Coffee WIth a Curator

April 2 @ 10:30am 11:30am

Surrealism in Black and White

Join us for this month’s installment of our Coffee with a Curator series, where Museum staff or invited guests speak on a range of Salvador Dalí-inspired topics.

In conjunction with our special exhibition, The Subversive Eye: Surrealist and Experimental Photography from the David Raymond Collection, this month’s talk will feature Florida State University’s Art History professor Adam Jolles. Adam will explore the role of black and white photography in shaping the Surrealist movement, uncovering how this captivating medium molded a visual language that reveled in the sublime, forever altering the course of artistic expression.

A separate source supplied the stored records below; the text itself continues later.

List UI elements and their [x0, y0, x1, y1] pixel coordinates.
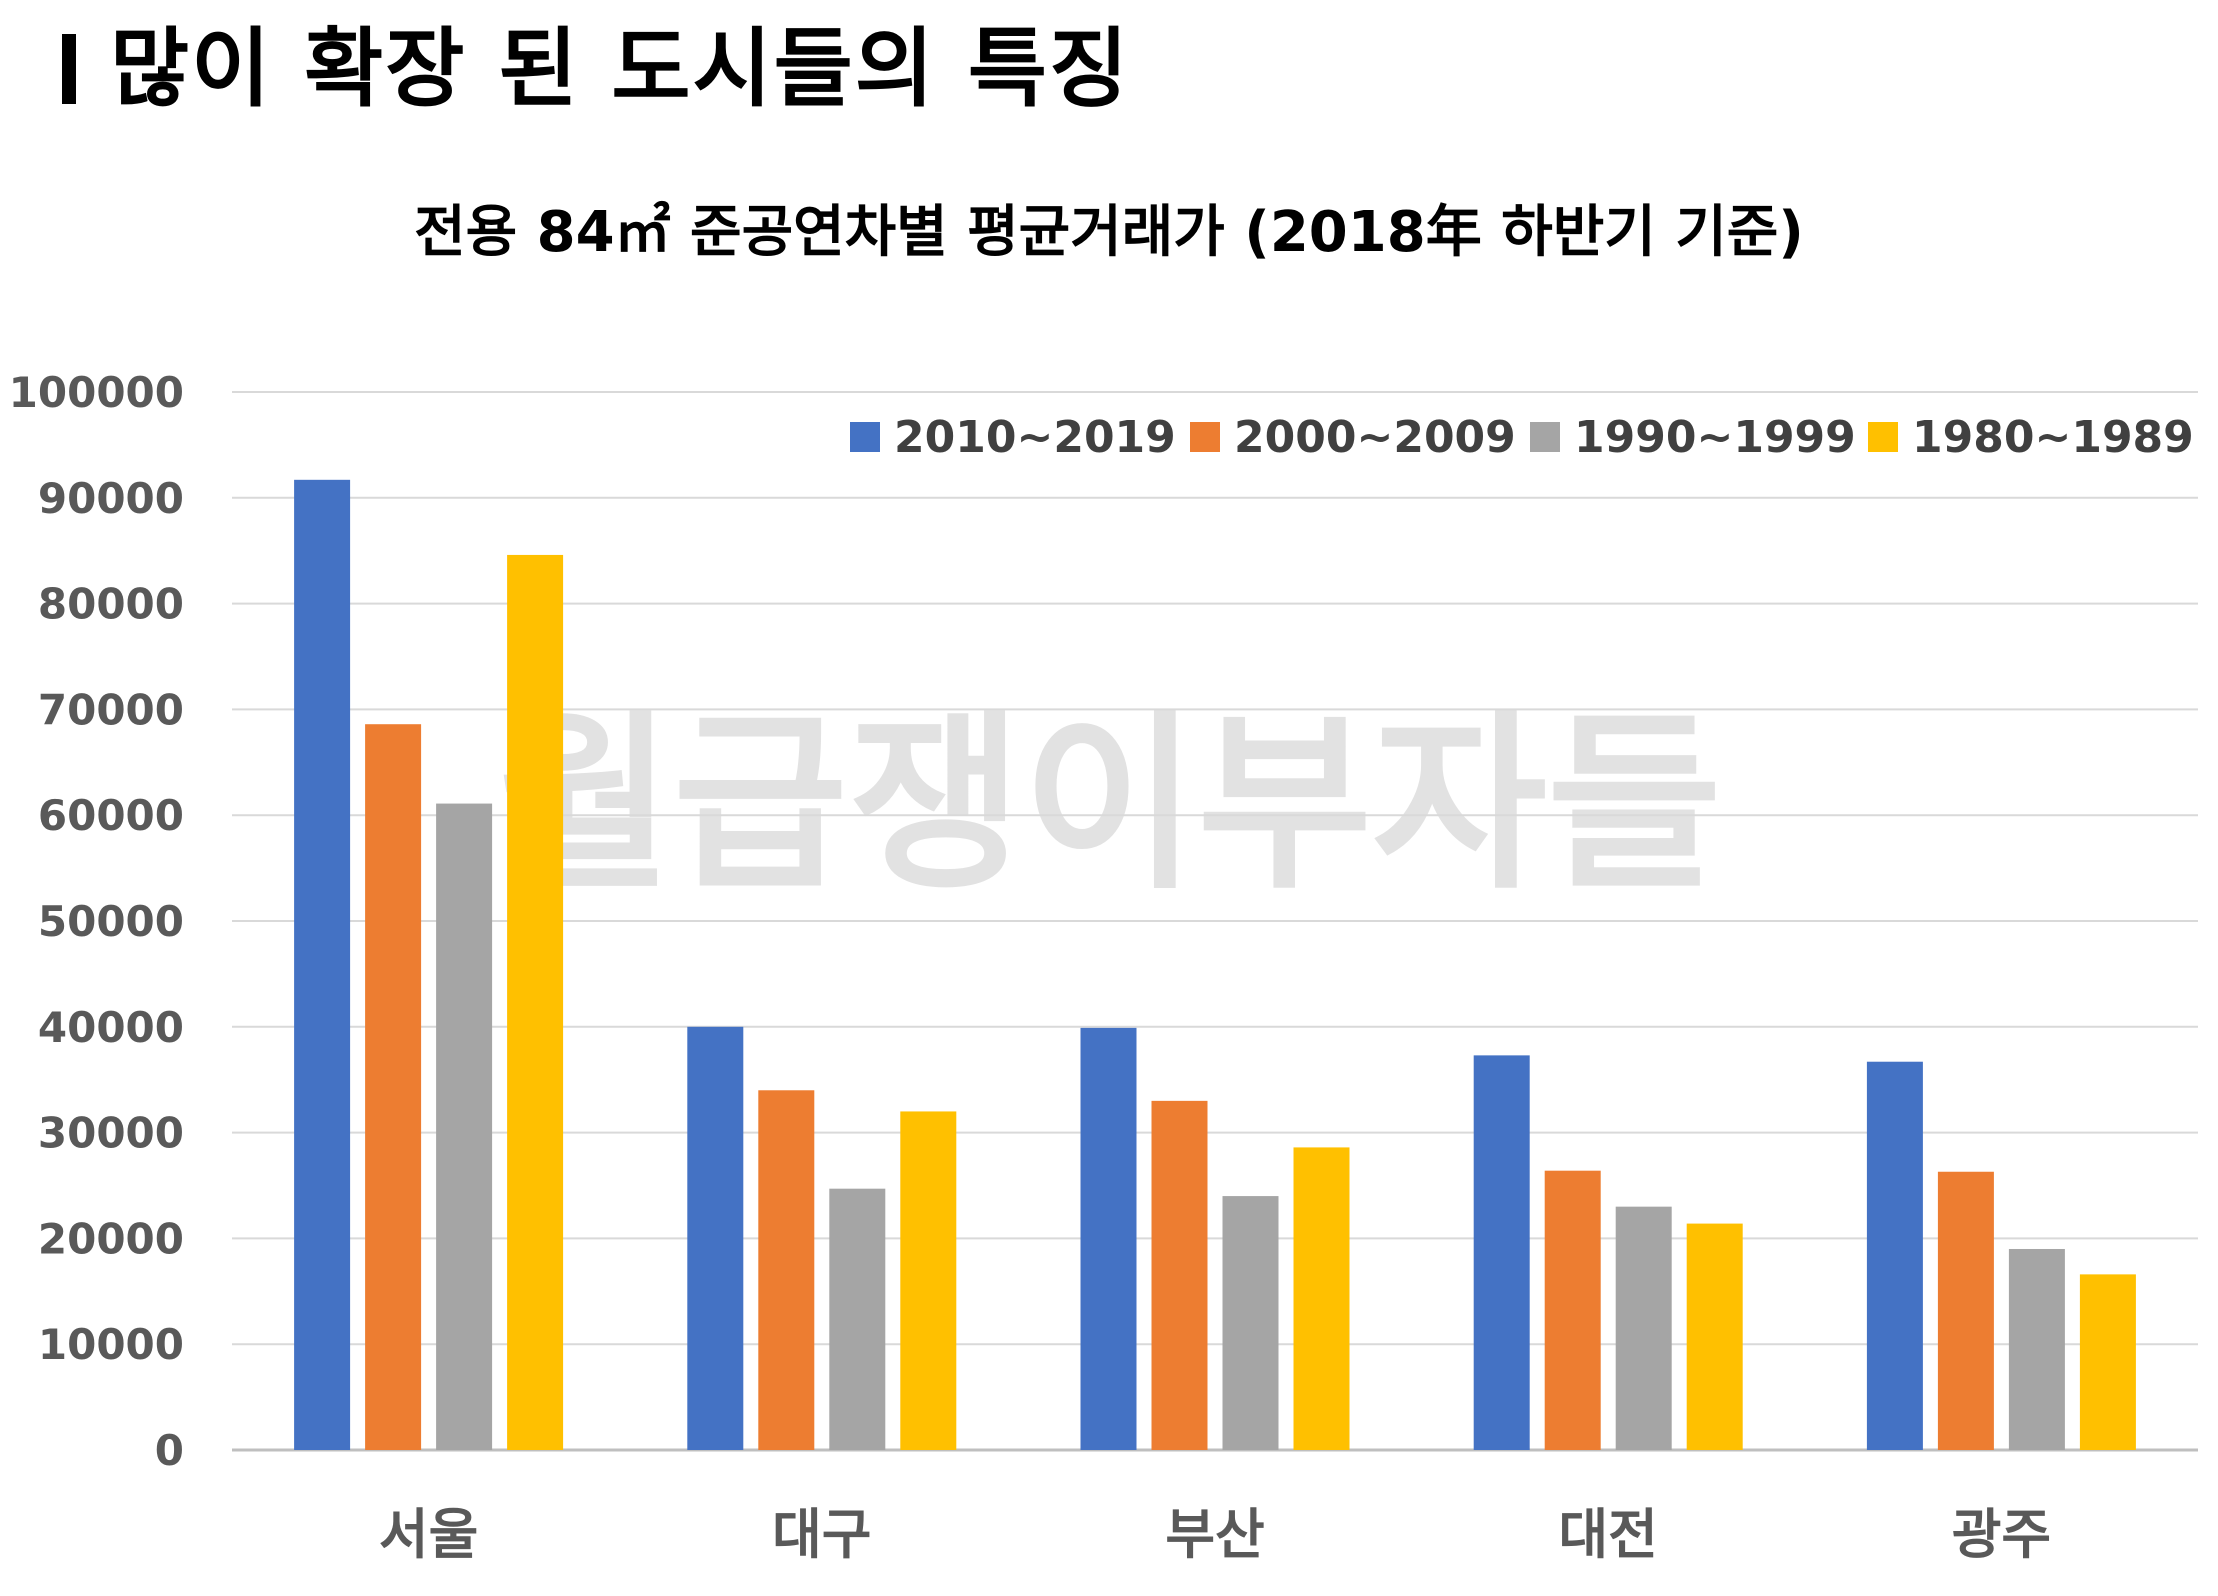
chart-title: 전용 84㎡ 준공연차별 평균거래가 (2018年 하반기 기준)	[414, 200, 1804, 265]
bar	[1866, 1061, 1923, 1450]
legend-label: 2010~2019	[894, 412, 1176, 463]
x-category-label: 대구	[772, 1503, 871, 1566]
y-tick-label: 70000	[38, 685, 184, 734]
legend: 2010~2019 2000~2009 1990~1999 1980~1989	[850, 412, 2194, 463]
bar	[365, 724, 422, 1450]
legend-label: 2000~2009	[1234, 412, 1516, 463]
bar	[1615, 1206, 1672, 1450]
page-title: 많이 확장 된 도시들의 특징	[62, 14, 1130, 124]
legend-swatch	[1530, 422, 1560, 452]
legend-label: 1980~1989	[1912, 412, 2194, 463]
page-title-text: 많이 확장 된 도시들의 특징	[110, 19, 1131, 119]
bar	[829, 1188, 886, 1450]
y-tick-label: 60000	[38, 791, 184, 840]
bar	[2079, 1274, 2136, 1450]
x-category-label: 부산	[1165, 1503, 1264, 1566]
bar	[436, 803, 493, 1450]
y-tick-label: 80000	[38, 580, 184, 629]
x-category-label: 서울	[379, 1503, 478, 1566]
legend-label: 1990~1999	[1574, 412, 1856, 463]
y-tick-label: 30000	[38, 1109, 184, 1158]
bar	[758, 1090, 815, 1450]
bar	[1937, 1171, 1994, 1450]
y-tick-label: 20000	[38, 1214, 184, 1263]
bar	[1293, 1147, 1350, 1450]
bar	[2008, 1248, 2065, 1450]
bars	[294, 479, 2136, 1451]
bar	[1222, 1196, 1279, 1450]
bar	[1473, 1055, 1530, 1450]
bar	[1686, 1223, 1743, 1450]
title-bar-mark	[62, 34, 76, 104]
y-axis-ticks: 0 10000 20000 30000 40000 50000 60000 70000 8000…	[9, 368, 184, 1475]
legend-swatch	[850, 422, 880, 452]
x-axis-labels: 서울 대구 부산 대전 광주	[379, 1503, 2051, 1566]
bar	[900, 1111, 957, 1450]
y-tick-label: 50000	[38, 897, 184, 946]
y-tick-label: 0	[155, 1426, 184, 1475]
bar	[1080, 1027, 1137, 1450]
watermark-text: 월급쟁이부자들	[498, 694, 1722, 915]
x-category-label: 광주	[1952, 1503, 2051, 1566]
x-category-label: 대전	[1559, 1503, 1658, 1566]
bar	[687, 1026, 744, 1450]
bar	[294, 479, 351, 1451]
y-tick-label: 100000	[9, 368, 184, 417]
y-tick-label: 10000	[38, 1320, 184, 1369]
bar	[507, 554, 564, 1450]
y-tick-label: 40000	[38, 1003, 184, 1052]
y-tick-label: 90000	[38, 474, 184, 523]
bar	[1151, 1100, 1208, 1450]
bar	[1544, 1170, 1601, 1450]
legend-swatch	[1190, 422, 1220, 452]
legend-swatch	[1868, 422, 1898, 452]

Location: Location: The Dalí Museum’s Will Raymund Theater (registration required), with overflow seating available in the Raymond James Community Room or live on YouTube (link below).


Register to attend in person at the link below. This event is free, with limited capacity. An event ticket is required for entry. Gallery access is not included.


To watch the live stream from home, click below at the time of the program:


Adam Jolles

Adam Jolles is associate professor in the Department of Art History at Florida State University. He is the author of The Curatorial Avant-Garde: Surrealism and Exhibition Practice in France, 1925–1941 (Penn State University Press, 2014). He co-curated the 2011 exhibition Windows on the War: Soviet TASS Posters at Home and Abroad, 1941–1945 at The Art Institute of Chicago, and co-authored the accompanying catalogue (Yale University Press). He is currently finishing a book on photography and community in the 1960s, tentatively entitled Photography after the Great Society.